Sunday, March 14, 2010

Your Bog Standard Fantasy Quest

Our latest trip to the movies involved Tim Burton's Alice in Wonderland. I approached this with preconceived views of Tim Burton, Johnny Depp and Helena Bonham Carter, none of which were overturned. I had also had preconceived notions of Alice in Wonderland, which is only to be expected of a venerated classic.
First the good stuff - the lead actress, Mia Wosikowska, and an all too short turn of one Marton Csokas as Alice's dad. Obviously there are impressive (3D) computer graphics. But I'm getting over them. Gee whizz does not make up for the formulaic dumbing down of a masterpiece.
(Interestingly my favourite movie of the last few months Where the Wild Things Are contented itself with a bit of work on the monsters' faces.)
When it comes to reimagining classics the question has to be "Why bother?" Alice has been reimagined before and far better (The Matrix) without actually destroying the original story. Tim Burton is trying here for a coming of age parable, however even this was done better in the remake of Peter Pan a few years ago. The aforementioned Where the Wild Things Are was an extension of an original entirely within the spirit of the original with the active cooperation of its original author.

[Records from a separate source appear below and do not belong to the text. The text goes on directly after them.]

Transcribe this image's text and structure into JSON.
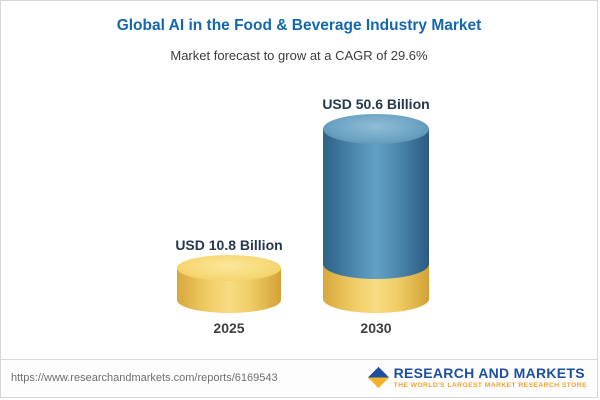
{
  "title": "Global AI in the Food & Beverage Industry Market",
  "subtitle": "Market forecast to grow at a CAGR of 29.6%",
  "chart_data": {
    "type": "bar",
    "subtype": "3d-cylinder",
    "title": "Global AI in the Food & Beverage Industry Market",
    "subtitle": "Market forecast to grow at a CAGR of 29.6%",
    "categories": [
      "2025",
      "2030"
    ],
    "values": [
      10.8,
      50.6
    ],
    "unit": "USD Billion",
    "value_labels": [
      "USD 10.8 Billion",
      "USD 50.6 Billion"
    ],
    "cagr": "29.6%",
    "bar_colors": [
      "#f0cd67",
      "#4d88ae"
    ],
    "bar_accent_base_color": "#f0cd67",
    "legend": false,
    "grid": false,
    "xlabel": "",
    "ylabel": ""
  },
  "footer": {
    "url": "https://www.researchandmarkets.com/reports/6169543",
    "brand": "RESEARCH AND MARKETS",
    "tagline": "THE WORLD'S LARGEST MARKET RESEARCH STORE"
  },
  "colors": {
    "title_blue": "#1467ae",
    "value_label": "#25384e",
    "yellow": "#f0cd67",
    "blue": "#4d88ae",
    "brand_blue": "#1c4f9e",
    "brand_amber": "#eda22b"
  }
}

With Alice I found I had to get over Tim Burton's signature gloomy twisted gothic aesthetic (one of the few directors whose films you can recognise simply by their look), Bonham Carter channelling Miranda Richardson's Queenie (from Blackadder 2 - with all the toddler temper tantrums and none of the giggling school girl charm) and Depp stealing the show. Of course he was the above the title star and deserves it, being the best movie actor around. But here he was playing one of his pathetic clown characters which are deeply unattractive and rather difficult to watch (check the creepy Willy Wonka in a previous Tim Burton effort). His was a split personality Mad Hatter (check Gollum/Smeagol - it was that type of movie, where everything reminded you of something else) whose less confused, more deluded personality sported a broad scots accent (why?).

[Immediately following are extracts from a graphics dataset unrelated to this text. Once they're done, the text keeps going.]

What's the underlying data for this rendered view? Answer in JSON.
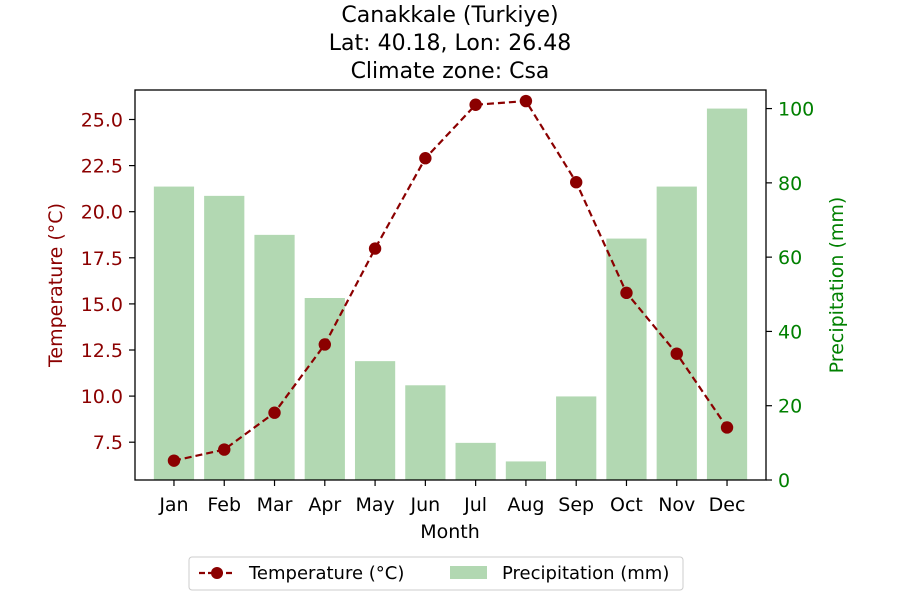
{
  "chart_data": {
    "type": "bar",
    "title_lines": [
      "Canakkale (Turkiye)",
      "Lat: 40.18, Lon: 26.48",
      "Climate zone: Csa"
    ],
    "xlabel": "Month",
    "ylabel_left": "Temperature (°C)",
    "ylabel_right": "Precipitation (mm)",
    "categories": [
      "Jan",
      "Feb",
      "Mar",
      "Apr",
      "May",
      "Jun",
      "Jul",
      "Aug",
      "Sep",
      "Oct",
      "Nov",
      "Dec"
    ],
    "series": [
      {
        "name": "Temperature (°C)",
        "type": "line",
        "axis": "left",
        "color": "#8b0000",
        "values": [
          6.5,
          7.1,
          9.1,
          12.8,
          18.0,
          22.9,
          25.8,
          26.0,
          21.6,
          15.6,
          12.3,
          8.3
        ]
      },
      {
        "name": "Precipitation (mm)",
        "type": "bar",
        "axis": "right",
        "color": "#b2d8b2",
        "values": [
          79,
          76.5,
          66,
          49,
          32,
          25.5,
          10,
          5,
          22.5,
          65,
          79,
          100
        ]
      }
    ],
    "ylim_left": [
      5.45,
      26.6
    ],
    "yticks_left": [
      7.5,
      10.0,
      12.5,
      15.0,
      17.5,
      20.0,
      22.5,
      25.0
    ],
    "ytick_labels_left": [
      "7.5",
      "10.0",
      "12.5",
      "15.0",
      "17.5",
      "20.0",
      "22.5",
      "25.0"
    ],
    "ylim_right": [
      0,
      105
    ],
    "yticks_right": [
      0,
      20,
      40,
      60,
      80,
      100
    ],
    "ytick_labels_right": [
      "0",
      "20",
      "40",
      "60",
      "80",
      "100"
    ],
    "left_axis_color": "#8b0000",
    "right_axis_color": "#008000",
    "grid": false,
    "legend_position": "bottom-center"
  }
}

Another thing I had to get over was the nudge nudge wink wink sexuality. There was prolonged preoccupation with clothing Alice, for every time she grew or shrank her clothing refused to likewise change shape. There was also a creepy subtext about the Red Queen's knave lusting after her. As well as the frame story of her being married off to a pompous and weedy aristocrat.
There was also the false parallelism between her having to decide whether to marry the pompous weed and having to decide whether to fight the Jabberwock. (The scenes were almost identical in composition and colour design.) Of course she decides against the first and for the second - they are not the same type of decision. The first is a decision for her own happiness, her own autonomy (and frankly, we cheer her for it). The second is a decision to do something entirely for other people because it is her duty. The film offers no real way of discerning between the two decisions.
So I did get past all that and in the end enjoyed it as your bog standard fantasy quest. Oh how I wish Burton had just made a bog standard fantasy quest and left Alice out of it.